Autrement, comme j'allais à Montréal pour Osheaga, j'en ai profité pour faire l'essai du Bixi, qui est amusant, dans la mesure où on aime piloter un tank. N'empêche, se laisser glisser à travers le trafic, entre les voitures, est toujours grisant, et plus encore en touriste. Voilà pour l'impression: celle de flotter dans un monde lesté, au volant d'un blindé sur des routes vérolées.

Et enfin, les odeurs, là, je ne peux en choisir une. Il y a les sucrées de la boue et des feuilles dans la forêt du Bras-du-Nord. Celle, huileuse, du bitume qui chauffe sous les pneus du vélo.

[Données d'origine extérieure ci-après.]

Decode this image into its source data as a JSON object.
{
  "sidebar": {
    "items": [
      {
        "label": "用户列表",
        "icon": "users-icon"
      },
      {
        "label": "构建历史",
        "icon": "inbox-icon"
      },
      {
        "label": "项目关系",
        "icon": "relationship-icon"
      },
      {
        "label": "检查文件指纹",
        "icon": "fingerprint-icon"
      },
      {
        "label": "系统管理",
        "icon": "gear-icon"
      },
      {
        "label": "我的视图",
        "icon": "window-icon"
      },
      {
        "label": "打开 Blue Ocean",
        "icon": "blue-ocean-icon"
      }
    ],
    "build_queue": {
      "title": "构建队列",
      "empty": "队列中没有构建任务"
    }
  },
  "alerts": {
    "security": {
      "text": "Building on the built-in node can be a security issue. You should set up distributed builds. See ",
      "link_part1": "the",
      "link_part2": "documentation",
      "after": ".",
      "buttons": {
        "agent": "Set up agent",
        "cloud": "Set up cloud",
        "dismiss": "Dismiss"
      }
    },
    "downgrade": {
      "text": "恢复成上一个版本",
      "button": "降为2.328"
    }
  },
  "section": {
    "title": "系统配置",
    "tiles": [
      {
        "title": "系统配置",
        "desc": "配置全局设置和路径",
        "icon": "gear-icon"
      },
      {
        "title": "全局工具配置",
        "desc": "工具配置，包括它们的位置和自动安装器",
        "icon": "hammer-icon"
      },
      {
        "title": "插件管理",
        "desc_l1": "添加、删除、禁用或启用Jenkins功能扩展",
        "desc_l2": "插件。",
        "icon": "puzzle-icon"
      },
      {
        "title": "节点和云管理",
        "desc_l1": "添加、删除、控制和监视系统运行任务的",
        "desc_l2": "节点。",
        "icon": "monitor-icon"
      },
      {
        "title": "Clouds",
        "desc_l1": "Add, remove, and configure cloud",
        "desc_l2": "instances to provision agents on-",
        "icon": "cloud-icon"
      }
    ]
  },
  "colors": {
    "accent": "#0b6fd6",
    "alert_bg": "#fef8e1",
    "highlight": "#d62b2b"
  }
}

Celle de l'eau et du sable de la plage qui glisse dans le nez et vous traverse comme on passe à travers un jour parfait, sans s'en rendre compte. Puis évidemment, la poisseuse du sexe, des corps caniculaires ou celle à peine plus subtile des parfums des filles et des garçons en terrasse qui se mélangent aux vapeurs toxiques des voitures et à la bière.

Si j'avais à n'en conserver qu'une en mémoire, pour ces vacances, ce serait sans doute celle de ma fille sur la plage: enfance et crème solaire.

Comme des milliers de parents, je suis allé la reconduire chez sa mère après une semaine de bonheur estival. Pas d'horaire, pas de pression, juste du fun. Des questions existentielles à n'en plus finir sur tout et sur rien, quelques petites chicanes, mais c'est comme si l'absence de contraintes du quotidien les avait effacées.

Comme des milliers de parents séparés, au moment de la laisser, j'étais heureux et un peu triste en même temps.

Étrange sentiment, pareil. Comme dans une chanson de Sufjan Stevens sur la douce amertume des instants de perfection qu'on voit s'évaporer trop vite. La cruauté de la vie qui passe.

(1)Merci à Pierre Siankowski des Inrocks de m'avoir aiguillé vers cet édito.